Aerial surveys of humpback whales off Shark Bay, Western Australia indicate
an increase in this population.


1963:  July, 95
              Aug, 6
1976:    June, 0
               July, 9
               Aug, 0
1977    July, 30
1978    July, 17
1980    Aug, 86
1982    July, 113
1986    July, 169
1988    July, 170
1991    July, 279

The 1963 surveys were performed by a whaling company spotter during the last
year of humpback whaling.  From these sightings, population estimates were
calculated for 568 humpbacks in 1963 and 3,302 for 1991.

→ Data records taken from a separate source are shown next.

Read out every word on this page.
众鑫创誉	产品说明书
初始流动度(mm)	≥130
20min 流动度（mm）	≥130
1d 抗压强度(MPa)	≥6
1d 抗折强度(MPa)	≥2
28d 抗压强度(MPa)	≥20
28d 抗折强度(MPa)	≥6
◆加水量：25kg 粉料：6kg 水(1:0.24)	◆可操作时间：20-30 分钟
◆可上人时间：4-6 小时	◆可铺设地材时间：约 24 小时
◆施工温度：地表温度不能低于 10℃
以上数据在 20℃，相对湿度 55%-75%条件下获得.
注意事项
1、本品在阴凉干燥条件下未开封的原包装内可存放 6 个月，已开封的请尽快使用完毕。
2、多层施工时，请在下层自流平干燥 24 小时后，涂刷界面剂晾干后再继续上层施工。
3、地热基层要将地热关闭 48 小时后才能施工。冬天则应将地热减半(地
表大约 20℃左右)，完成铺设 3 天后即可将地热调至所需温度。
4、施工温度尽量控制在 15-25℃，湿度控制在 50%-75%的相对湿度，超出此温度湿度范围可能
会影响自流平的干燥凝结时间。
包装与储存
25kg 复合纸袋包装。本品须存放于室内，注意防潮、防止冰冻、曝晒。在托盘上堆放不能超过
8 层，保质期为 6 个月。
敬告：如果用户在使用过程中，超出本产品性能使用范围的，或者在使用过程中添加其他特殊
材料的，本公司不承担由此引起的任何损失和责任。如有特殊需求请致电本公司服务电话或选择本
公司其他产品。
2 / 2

from:  Bannister, J.L.  1994.  Continued Increase in Humpback Whales off
Western Australia.  Report of the International Whaling Commission.

North Atlantic humpback whales are one of the most studied cetacean.  For
over twenty years, Allied Whale, the marine mammal laboratory at College of
the Atlantic has studied this population using photo-identification.  Over
350 contributors have submitted fluke photographs and sighting data to the
North Atlantic Humpback Catalog.  You can access these fluke photographs and
sighting data at .Each
fluke pattern is as unique as a fingerprint, and
individuals can be tracked over time.  Using resightings based on fluke
photographs, the following population estimates were calculated for the
North Atlantic humpback population.

1979:  3,528
1980:  5,362
1981:  5,444
1982:  5,590
1983:  17,925
1984:  7,000
1985:  12,647
1986:  5,198

from:  Katona, S.K., and J.A. Beard.  1990.  Population size, migrations and
feeding aggregations of the humpback whale (Megaptera novaeangliae) in the
western North Atlantic Ocean.  Report of the International Whale Commission
(Special issue 12):295-305.

An abundance estimate of 10,600 North Atlantic humpbacks was recently
calculated.  This estimate is based on extensive field work done by a
collaboration of scientists from seven different countries sampling all
areas of the humpback range, using the same protocol, during 1992 and 1993.
This is the most accurate estimate every calculated for this population.
While part of the increase in population size is probably due to better
methodology, the North Atlantic humpback population does appear to be

from:  Smith, T.D., J. Allen, P.J. Clapham, P.S. Hammond, S. Katona, F.
Larsen, J. Lien, D. Mattila, P.J. Palsboll, J. Sigurjonsson, P.T. Stevick,
and N. Oien.  1999.  An ocean-basin-wide mark-recapture study of the North
Atlantic humpback whale (Megaptera novaeangliae).

I hope that provides you with the information you were wanting.  It should
keep your students busy for a while!